The number of nonfatal opioid overdose EMS encounters per 10,000 total EMS encounters has progressively increased since 2018, according to the CDC.
With the exception of those aged 15–24, nonfatal opioid overdose became more prevalent among individuals of all ages and sexes over the past few years.
To help reduce nonfatal opioid overdose rates, doctors can responsibly prescribe opioids and use PDMPs.
Emerging research shows that nonfatal opioid overdose EMS encounters are on the rise, especially in urban counties and those with high unemployment rates.
Clinicians can address this issue by prescribing opioids responsibly and employing PDMPs.
EMS encounters rise
Despite a 44.4% decrease in opioid prescriptions in 2021, the opioid epidemic is ongoing, according to the AMA.
Patients who overdose are often first seen by EMS staff.
According to a 2022 CDC report, the rate of nonfatal opioid overdose EMS encounters has increased by about 4.0% each quarter from January 2018–March 2022, jumping from 98.1 to 179.1 per 10,000 EMS encounters.
The CDC report also pinpointed which communities are affected the most by nonfatal opioid overdose. According to the data, overdoses among people of all ages (with the exception of those between 15–24) have increased. The same is true for patients of all sexes.
Black individuals saw the highest increases in opioid overdose, followed by Hispanic or Latino persons. Non-Hispanic White (White) and non-Hispanic Native Hawaiian or other Pacific Islander (NH/OPI) individuals experienced the highest overall rates of overdose.
Overdose rates increased in both rural and urban counties, with urban counties and those with high unemployment rates bearing the highest surges.
These data offer insight into which communities are disproportionately affected by opioid overdose, informing clinicians on how to provide equitable treatment and prevention tactics.
Who is at risk?
As overdose rates continue to climb, which patients are the most susceptible to opioid-related overdose?
According to an article published by the Substance Abuse and Mental Health Services Administration, the primary answer is those who are prescribed opioids to manage long-term chronic pain, as well as those who use heroin or misuse prescription pain medication.

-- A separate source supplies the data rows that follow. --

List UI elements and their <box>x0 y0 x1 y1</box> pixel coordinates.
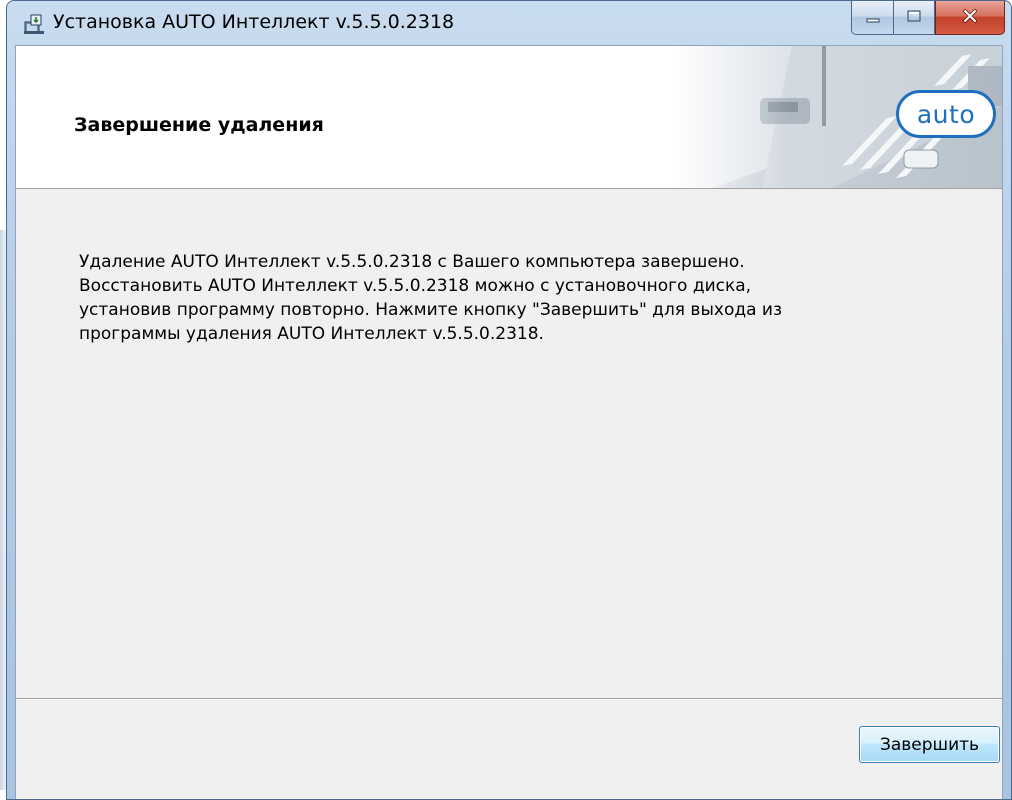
message-line: Удаление AUTO Интеллект v.5.5.0.2318 с В… <box>79 252 745 272</box>
window-title: Установка AUTO Интеллект v.5.5.0.2318 <box>53 11 455 33</box>
finish-button[interactable]: Завершить <box>859 726 1000 763</box>
maximize-icon <box>906 8 922 27</box>
message-line: программы удаления AUTO Интеллект v.5.5.… <box>79 324 544 344</box>
maximize-button[interactable] <box>893 1 935 35</box>
header-banner: Завершение удаления auto <box>16 46 1002 189</box>
auto-logo: auto <box>896 90 996 138</box>
installer-window: Установка AUTO Интеллект v.5.5.0.2318 За… <box>6 0 1012 800</box>
minimize-icon <box>865 8 881 27</box>
close-icon <box>962 8 978 27</box>
close-button[interactable] <box>935 1 1005 35</box>
window-controls <box>851 1 1005 37</box>
completion-message: Удаление AUTO Интеллект v.5.5.0.2318 с В… <box>79 250 899 346</box>
minimize-button[interactable] <box>851 1 893 35</box>
dialog-client-area: Завершение удаления auto Удаление AUTO И… <box>15 45 1003 799</box>
message-line: установив программу повторно. Нажмите кн… <box>79 300 783 320</box>
message-line: Восстановить AUTO Интеллект v.5.5.0.2318… <box>79 276 752 296</box>
page-title: Завершение удаления <box>74 114 324 136</box>
footer-divider <box>16 698 1002 700</box>
installer-icon <box>23 13 45 35</box>
auto-logo-text: auto <box>916 99 976 129</box>
title-bar[interactable]: Установка AUTO Интеллект v.5.5.0.2318 <box>7 1 1011 45</box>
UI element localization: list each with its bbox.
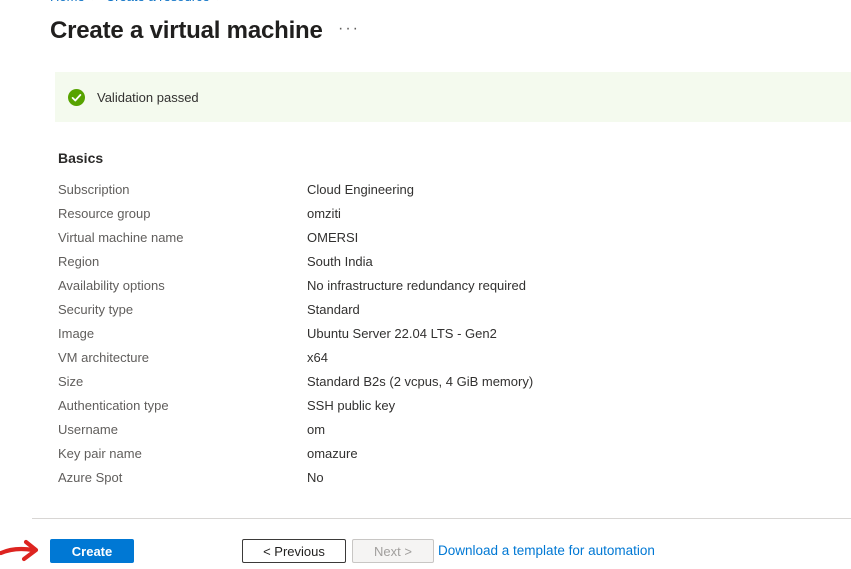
- row-label: Region: [58, 254, 307, 269]
- row-label: Subscription: [58, 182, 307, 197]
- row-value: No: [307, 470, 324, 485]
- row-value: Ubuntu Server 22.04 LTS - Gen2: [307, 326, 497, 341]
- breadcrumb-separator-icon: >: [92, 0, 99, 4]
- row-label: Key pair name: [58, 446, 307, 461]
- row-value: x64: [307, 350, 328, 365]
- breadcrumb-item-create-a-resource[interactable]: Create a resource: [106, 0, 210, 4]
- row-label: Virtual machine name: [58, 230, 307, 245]
- row-label: VM architecture: [58, 350, 307, 365]
- row-label: Size: [58, 374, 307, 389]
- summary-row: Availability options No infrastructure r…: [58, 273, 533, 297]
- row-label: Image: [58, 326, 307, 341]
- row-label: Authentication type: [58, 398, 307, 413]
- summary-row: Username om: [58, 417, 533, 441]
- summary-row: Authentication type SSH public key: [58, 393, 533, 417]
- validation-banner: Validation passed: [55, 72, 851, 122]
- summary-row: Security type Standard: [58, 297, 533, 321]
- row-value: Cloud Engineering: [307, 182, 414, 197]
- row-value: omazure: [307, 446, 358, 461]
- ellipsis-icon: ···: [338, 20, 360, 37]
- summary-row: Size Standard B2s (2 vcpus, 4 GiB memory…: [58, 369, 533, 393]
- row-value: Standard B2s (2 vcpus, 4 GiB memory): [307, 374, 533, 389]
- footer-divider: [32, 518, 851, 519]
- validation-message: Validation passed: [97, 90, 199, 105]
- breadcrumb: Home > Create a resource >: [50, 0, 231, 5]
- row-value: South India: [307, 254, 373, 269]
- previous-button[interactable]: < Previous: [242, 539, 346, 563]
- summary-row: Resource group omziti: [58, 201, 533, 225]
- basics-summary: Subscription Cloud Engineering Resource …: [58, 177, 533, 489]
- row-value: No infrastructure redundancy required: [307, 278, 526, 293]
- breadcrumb-separator-icon: >: [217, 0, 224, 4]
- row-value: SSH public key: [307, 398, 395, 413]
- row-label: Username: [58, 422, 307, 437]
- basics-heading: Basics: [58, 150, 103, 166]
- create-button[interactable]: Create: [50, 539, 134, 563]
- check-circle-icon: [68, 89, 85, 106]
- download-template-link[interactable]: Download a template for automation: [438, 543, 655, 558]
- row-value: om: [307, 422, 325, 437]
- summary-row: Image Ubuntu Server 22.04 LTS - Gen2: [58, 321, 533, 345]
- summary-row: Key pair name omazure: [58, 441, 533, 465]
- row-value: Standard: [307, 302, 360, 317]
- summary-row: Virtual machine name OMERSI: [58, 225, 533, 249]
- row-label: Security type: [58, 302, 307, 317]
- row-label: Azure Spot: [58, 470, 307, 485]
- row-label: Availability options: [58, 278, 307, 293]
- row-label: Resource group: [58, 206, 307, 221]
- row-value: omziti: [307, 206, 341, 221]
- summary-row: VM architecture x64: [58, 345, 533, 369]
- next-button[interactable]: Next >: [352, 539, 434, 563]
- summary-row: Subscription Cloud Engineering: [58, 177, 533, 201]
- red-arrow-annotation: [0, 537, 50, 567]
- summary-row: Region South India: [58, 249, 533, 273]
- summary-row: Azure Spot No: [58, 465, 533, 489]
- row-value: OMERSI: [307, 230, 358, 245]
- more-options-button[interactable]: ···: [338, 20, 360, 38]
- breadcrumb-item-home[interactable]: Home: [50, 0, 85, 4]
- page-title: Create a virtual machine: [50, 17, 323, 45]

Others who may be at high risk include patients who’ve been discharged from emergency care after experiencing an overdose, those subject to potential incomplete cross-tolerance as a result of a rotating opioid regimen, and patients with suspected substance use disorders who express the need for opioids.
Patients who endure opioid detoxification or complete a period of abstinence will have a diminished tolerance. They run a high risk of using again, which may result in overdose. The same is true of individuals with a history of opioid misuse who’ve been released from prison.
How you can help
When it comes to preventing opioid-related overdoses, there are a few actions you can take to do your part.
An article published by the AMA encourages physicians to handle opioid prescriptions as responsibly and thoughtfully as possible. This requires you to determine the most appropriate medication for the right indication at an opportune time to achieve a healthy balance.
The patient’s pain care team must stay aware of which medications most effectively treat different conditions, keeping in mind that opioids are most appropriate for patients experiencing acute pain, cancer pain, end-of-life pain, and, at times, chronic pain.
Keep your treatments patient-centered and be sure to run your patients through the benefits and risks of opioid use—as well as safe storage and disposal techniques.
Another article published by the CDC stated that clinicians can effectively monitor patients’ prescription drug use patterns by using prescription drug monitoring programs (PDMPs).
According to the CDC article, a PDMP is a “statewide electronic database that tracks all controlled substance prescriptions,” with which authorized users can access prescribed medications and doses, among other data.
PDMPs give doctors the opportunity to see if patients are obtaining opioids from several providers, as well as the total number of opioids a patient’s prescribed in a day. Doctors can also use PDMPs to identify patients who are taking medications that may increase their risk of misusing opioids, such as benzodiazepines.
If you implement PDMPs into your practice, the CDC recommends looking at a patient’s profile at least once every 3 months.
You may also check in just before prescribing opioids to make the most of the program.
What this means for you
Nonfatal overdose EMS encounters have increased among people of all sexes, ages above 24, races, and ethnicities, with the exception of NH/OPI. The same is true of individuals who live in urban counties and counties with higher unemployment prevalence. To help disrupt this trend, you can implement PDMPs to ensure that patients aren’t misusing prescribed opioids. Make sure they know the extent of the risks involved with opioid use.